For charges created before the commencement of the new CO, the provisions of the old Ordinance apply in respect of registration, and what should be submitted are the same documents as are necessary for registration under the old Ordinance (the particulars of charge in the specified form and the instrument by which the charge is created or evidenced). However, if for any reason the requisite documents are not submitted to the Registrar for registration within eight weeks after the commencement of the new CO, the documents to be delivered for registration will be the new form and a certified copy of the instrument creating or evidencing the charge. Transitional provisions are set out in sections 62 to 75 of Schedule 11 to the new CO.
Yes. Under section 345 of the new CO, if the notification of payment, satisfaction, release or cessation is delivered to the Registrar for registration, it must be in the specified form and must be accompanied by a certified copy of any instrument evidencing the payment, satisfaction, release or cessation, and both will be placed on the Companies Register and made available for inspection by members of the public (Please also see Q12 below).
Yes. Form NM2 must be delivered with a certified copy of the evidence of discharge for registration even if it is signed by the chargee or mortgagee (Please also see Q12 below).

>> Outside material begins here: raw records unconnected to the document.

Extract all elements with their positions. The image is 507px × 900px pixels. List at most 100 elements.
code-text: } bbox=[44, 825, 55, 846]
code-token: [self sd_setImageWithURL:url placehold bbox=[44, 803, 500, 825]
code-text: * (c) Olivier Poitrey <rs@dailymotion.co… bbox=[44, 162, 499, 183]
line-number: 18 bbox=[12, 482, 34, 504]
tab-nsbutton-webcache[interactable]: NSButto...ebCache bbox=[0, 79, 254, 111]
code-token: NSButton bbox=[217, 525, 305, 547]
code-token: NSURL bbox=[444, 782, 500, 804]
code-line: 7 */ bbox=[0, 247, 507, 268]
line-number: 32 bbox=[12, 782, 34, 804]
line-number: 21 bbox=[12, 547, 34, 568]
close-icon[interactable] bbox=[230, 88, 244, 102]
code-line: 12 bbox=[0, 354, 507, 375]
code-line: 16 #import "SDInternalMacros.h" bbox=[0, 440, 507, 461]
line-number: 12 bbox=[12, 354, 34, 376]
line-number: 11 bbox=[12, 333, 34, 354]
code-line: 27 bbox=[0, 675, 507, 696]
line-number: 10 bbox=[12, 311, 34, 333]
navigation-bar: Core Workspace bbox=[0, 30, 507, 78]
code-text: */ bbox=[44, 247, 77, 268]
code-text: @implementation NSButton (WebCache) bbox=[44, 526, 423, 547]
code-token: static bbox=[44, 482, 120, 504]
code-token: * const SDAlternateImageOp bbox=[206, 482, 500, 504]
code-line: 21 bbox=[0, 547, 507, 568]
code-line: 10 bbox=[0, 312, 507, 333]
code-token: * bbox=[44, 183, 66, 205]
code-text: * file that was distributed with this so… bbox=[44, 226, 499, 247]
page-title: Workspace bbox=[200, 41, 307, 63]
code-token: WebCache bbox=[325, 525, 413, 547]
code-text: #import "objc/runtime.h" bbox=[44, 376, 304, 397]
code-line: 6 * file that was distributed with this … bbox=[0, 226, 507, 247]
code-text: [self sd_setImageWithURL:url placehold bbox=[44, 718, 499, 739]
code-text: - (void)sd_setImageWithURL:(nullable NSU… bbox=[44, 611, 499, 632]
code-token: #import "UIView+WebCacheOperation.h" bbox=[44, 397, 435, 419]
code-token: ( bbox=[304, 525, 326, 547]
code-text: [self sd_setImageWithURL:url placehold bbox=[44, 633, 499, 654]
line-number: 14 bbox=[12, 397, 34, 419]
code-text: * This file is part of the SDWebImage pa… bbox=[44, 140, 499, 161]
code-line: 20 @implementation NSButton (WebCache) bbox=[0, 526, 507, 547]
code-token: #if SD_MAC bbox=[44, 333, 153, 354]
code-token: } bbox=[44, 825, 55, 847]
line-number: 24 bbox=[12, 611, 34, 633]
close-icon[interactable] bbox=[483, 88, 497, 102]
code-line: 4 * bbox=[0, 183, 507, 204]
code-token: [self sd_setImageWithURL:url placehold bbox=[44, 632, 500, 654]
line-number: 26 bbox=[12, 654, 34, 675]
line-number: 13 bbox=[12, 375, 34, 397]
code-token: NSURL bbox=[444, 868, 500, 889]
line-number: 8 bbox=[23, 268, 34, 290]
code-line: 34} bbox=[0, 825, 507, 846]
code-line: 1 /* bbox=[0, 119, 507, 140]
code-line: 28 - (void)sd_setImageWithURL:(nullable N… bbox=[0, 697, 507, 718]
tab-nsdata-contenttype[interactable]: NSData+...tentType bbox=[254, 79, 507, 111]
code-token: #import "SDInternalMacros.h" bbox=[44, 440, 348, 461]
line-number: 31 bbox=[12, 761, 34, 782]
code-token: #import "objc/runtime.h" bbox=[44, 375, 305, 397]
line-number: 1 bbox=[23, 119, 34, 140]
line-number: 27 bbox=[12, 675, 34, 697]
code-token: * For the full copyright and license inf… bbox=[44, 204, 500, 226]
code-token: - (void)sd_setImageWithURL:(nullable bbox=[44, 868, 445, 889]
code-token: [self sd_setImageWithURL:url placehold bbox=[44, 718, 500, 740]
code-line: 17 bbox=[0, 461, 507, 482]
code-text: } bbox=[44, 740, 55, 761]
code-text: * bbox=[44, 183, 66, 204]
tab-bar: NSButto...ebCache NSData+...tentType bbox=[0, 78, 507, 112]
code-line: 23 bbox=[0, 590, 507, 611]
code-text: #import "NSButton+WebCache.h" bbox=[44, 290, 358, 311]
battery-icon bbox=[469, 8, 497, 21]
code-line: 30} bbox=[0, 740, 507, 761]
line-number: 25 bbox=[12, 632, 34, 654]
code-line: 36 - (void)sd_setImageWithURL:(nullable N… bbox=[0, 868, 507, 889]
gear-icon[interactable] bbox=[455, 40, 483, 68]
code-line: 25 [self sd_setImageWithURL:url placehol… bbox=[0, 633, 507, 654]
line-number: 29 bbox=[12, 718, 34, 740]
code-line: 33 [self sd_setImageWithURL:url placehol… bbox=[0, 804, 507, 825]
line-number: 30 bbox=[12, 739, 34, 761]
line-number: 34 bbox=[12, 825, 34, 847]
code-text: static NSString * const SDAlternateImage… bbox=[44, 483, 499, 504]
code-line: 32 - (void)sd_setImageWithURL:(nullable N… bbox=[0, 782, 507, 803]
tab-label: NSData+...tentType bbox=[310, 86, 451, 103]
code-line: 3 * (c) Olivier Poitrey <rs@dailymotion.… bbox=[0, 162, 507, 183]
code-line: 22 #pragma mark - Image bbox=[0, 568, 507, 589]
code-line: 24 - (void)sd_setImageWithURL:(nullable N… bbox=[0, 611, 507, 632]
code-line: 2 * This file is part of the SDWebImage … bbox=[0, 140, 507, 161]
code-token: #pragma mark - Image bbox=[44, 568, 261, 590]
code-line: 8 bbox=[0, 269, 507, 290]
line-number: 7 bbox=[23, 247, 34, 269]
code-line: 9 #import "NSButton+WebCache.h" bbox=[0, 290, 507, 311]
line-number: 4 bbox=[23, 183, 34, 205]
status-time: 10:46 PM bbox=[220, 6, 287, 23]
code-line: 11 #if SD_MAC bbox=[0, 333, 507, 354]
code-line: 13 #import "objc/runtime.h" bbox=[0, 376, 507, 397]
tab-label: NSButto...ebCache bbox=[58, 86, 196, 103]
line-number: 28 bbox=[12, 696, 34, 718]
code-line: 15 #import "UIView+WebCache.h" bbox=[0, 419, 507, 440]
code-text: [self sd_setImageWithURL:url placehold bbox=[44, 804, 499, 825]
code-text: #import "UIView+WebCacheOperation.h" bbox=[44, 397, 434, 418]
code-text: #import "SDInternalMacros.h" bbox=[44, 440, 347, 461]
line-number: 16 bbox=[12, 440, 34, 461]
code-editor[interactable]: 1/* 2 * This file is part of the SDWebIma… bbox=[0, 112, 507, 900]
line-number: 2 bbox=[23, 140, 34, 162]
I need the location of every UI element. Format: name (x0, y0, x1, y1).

Section 345(5) of the new CO provides that a copy of an instrument evidencing the payment, satisfaction, release or cessation of a registered charge is a certified copy if it is certified as a true copy by –
- the mortgagee or the person entitled to the charge; or
- in the case of -
- a mortgagee or entitled person who is a natural person, a person authorized by the mortgagee or entitled person for the purpose; or
- a mortgagee or entitled person that is a body corporate –
- a person authorized by the mortgagee or entitled person for the purpose; or
- a director or company secretary of the mortgagee or entitled person.
Please note that the certification must contain the name and capacity of the person making the certification and the date on which the certification is made. If the certification is made on behalf of the mortgagee, this fact must be stated so as to show that the requirement under section 345(5) has been satisfied.
There are no specific transitional provisions and all applications for registration of debt satisfaction or release from a charge delivered after the commencement of the new CO are subject to the provisions of the new CO, and applications delivered before the commencement of the new CO were subject to the provisions of the old Ordinance.